Béatrice Le Blay, désemparée, contacte le rectorat. Il lui répond, le 4 mai, dans une lettre qui va scandaliser l’opinion publique et le gouvernement à la mort de Nicolas. « Ils ne reconnaissent pas la souffrance de mon fils, ils parlent de harcèlement supposé, je trouve que c’est particulièrement odieux. Ils nous reprochent même nos réactions et nous menacent de porter plainte, en mentionnant l’article du code pénal qui punit les dénonciations calomnieuses« . L’état du jeune homme se dégrade : « Il connaissait par cœur tous les cas de suicides des deux dernières années », raconte sa mère.
A l’annonce de sa mort et à la lecture de la lettre du rectorat, la Première ministre, Elisabeth Borne, parle de défaillance, Gabriel Attal, ministre de l’Éducation parle lui, de « honte ». Béatrice Le Blay rencontre alors Gabriel Attal et Brigitte Macron : « Ça m’a soulagée, ça m’a fait du bien qu’enfin, nous puissions être reconnus dans cette souffrance, mais j’aurais aimé que ça soit avant qu’il s’en aille ». Gabriel Attal avait ordonné une enquête administrative et avait demandé une procédure disciplinaire à l’encontre de la rectrice. Depuis, le directeur des ressources humaines du rectorat à l’origine du courrier a quitté ses fonctions, la rectrice n’est plus en poste et pour les élèves désignés comme harceleurs, l’enquête judiciaire est toujours en cours. Un an après, Béatrice se dit « orpheline de son garçon ».

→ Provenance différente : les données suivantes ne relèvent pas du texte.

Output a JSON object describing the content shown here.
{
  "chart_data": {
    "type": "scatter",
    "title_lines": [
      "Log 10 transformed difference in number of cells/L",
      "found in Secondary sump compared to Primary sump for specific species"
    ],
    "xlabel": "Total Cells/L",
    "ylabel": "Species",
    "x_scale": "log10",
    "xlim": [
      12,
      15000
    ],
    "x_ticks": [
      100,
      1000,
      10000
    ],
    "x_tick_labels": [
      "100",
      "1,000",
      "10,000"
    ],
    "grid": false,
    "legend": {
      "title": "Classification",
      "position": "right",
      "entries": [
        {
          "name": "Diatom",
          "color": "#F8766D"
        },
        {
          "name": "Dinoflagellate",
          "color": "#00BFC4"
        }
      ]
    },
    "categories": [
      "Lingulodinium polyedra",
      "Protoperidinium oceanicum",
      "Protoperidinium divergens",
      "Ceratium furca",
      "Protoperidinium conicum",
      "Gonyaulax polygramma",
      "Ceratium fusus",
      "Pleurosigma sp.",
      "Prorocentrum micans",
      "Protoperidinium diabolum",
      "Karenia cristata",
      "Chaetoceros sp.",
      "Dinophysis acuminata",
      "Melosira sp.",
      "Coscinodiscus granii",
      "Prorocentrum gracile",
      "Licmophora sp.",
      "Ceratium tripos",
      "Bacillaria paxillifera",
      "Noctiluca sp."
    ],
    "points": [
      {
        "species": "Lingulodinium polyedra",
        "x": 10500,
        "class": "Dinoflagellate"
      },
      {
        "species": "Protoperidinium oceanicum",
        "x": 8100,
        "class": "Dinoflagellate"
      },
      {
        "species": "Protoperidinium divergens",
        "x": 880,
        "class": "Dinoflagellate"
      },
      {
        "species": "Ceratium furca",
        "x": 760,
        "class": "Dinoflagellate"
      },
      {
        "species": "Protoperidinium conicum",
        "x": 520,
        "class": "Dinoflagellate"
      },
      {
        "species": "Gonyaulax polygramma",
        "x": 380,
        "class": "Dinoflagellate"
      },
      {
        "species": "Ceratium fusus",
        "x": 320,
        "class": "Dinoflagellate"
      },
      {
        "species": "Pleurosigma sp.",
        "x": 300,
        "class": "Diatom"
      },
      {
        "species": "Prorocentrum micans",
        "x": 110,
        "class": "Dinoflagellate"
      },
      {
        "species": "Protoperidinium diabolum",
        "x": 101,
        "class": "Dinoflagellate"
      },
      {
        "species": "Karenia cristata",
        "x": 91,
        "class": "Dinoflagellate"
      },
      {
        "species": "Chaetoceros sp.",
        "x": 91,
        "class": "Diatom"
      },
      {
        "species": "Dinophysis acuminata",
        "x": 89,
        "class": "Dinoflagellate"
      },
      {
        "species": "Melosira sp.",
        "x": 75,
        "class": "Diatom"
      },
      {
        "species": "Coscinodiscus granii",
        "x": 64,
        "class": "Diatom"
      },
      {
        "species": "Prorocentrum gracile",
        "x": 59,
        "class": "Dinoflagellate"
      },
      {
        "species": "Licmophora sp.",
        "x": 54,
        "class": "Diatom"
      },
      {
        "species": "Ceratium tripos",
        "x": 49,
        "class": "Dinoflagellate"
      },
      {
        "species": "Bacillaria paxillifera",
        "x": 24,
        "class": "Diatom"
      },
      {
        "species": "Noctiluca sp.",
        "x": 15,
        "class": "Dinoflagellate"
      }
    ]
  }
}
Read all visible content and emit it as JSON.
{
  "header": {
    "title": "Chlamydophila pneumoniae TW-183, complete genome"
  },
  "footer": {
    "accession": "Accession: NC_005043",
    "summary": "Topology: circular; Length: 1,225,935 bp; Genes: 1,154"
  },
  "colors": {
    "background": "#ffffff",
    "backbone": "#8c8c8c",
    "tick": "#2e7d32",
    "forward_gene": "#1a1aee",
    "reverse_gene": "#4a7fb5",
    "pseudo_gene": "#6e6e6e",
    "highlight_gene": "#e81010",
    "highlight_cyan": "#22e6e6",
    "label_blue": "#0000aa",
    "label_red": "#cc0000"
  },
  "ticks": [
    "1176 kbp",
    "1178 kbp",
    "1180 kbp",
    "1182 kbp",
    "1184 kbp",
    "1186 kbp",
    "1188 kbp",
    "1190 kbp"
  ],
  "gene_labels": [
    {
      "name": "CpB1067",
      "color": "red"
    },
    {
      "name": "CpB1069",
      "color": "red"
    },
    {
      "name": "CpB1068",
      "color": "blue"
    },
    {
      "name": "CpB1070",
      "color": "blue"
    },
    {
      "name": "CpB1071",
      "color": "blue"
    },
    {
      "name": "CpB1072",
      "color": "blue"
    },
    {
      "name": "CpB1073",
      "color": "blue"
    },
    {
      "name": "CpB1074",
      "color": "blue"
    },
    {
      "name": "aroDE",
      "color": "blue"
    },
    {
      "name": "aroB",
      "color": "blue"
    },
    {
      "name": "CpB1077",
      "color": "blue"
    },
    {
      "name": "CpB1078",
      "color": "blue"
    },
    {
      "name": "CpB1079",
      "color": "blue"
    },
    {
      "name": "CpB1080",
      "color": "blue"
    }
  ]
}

Jeudi prochain, le 5 septembre, elle organise une marche blanche à Poissy : « Pour lui, pour tous ces enfants qui sont harcelés, pour redonner du courage aux parents qui ont vécu les mêmes souffrances que moi, pour dire qu’il faut continuer le combat ». « Si je peux être un fer de lance, apporter ma petite pierre à l’édifice alors, je suis là et venez tous avec moi », conclut-elle.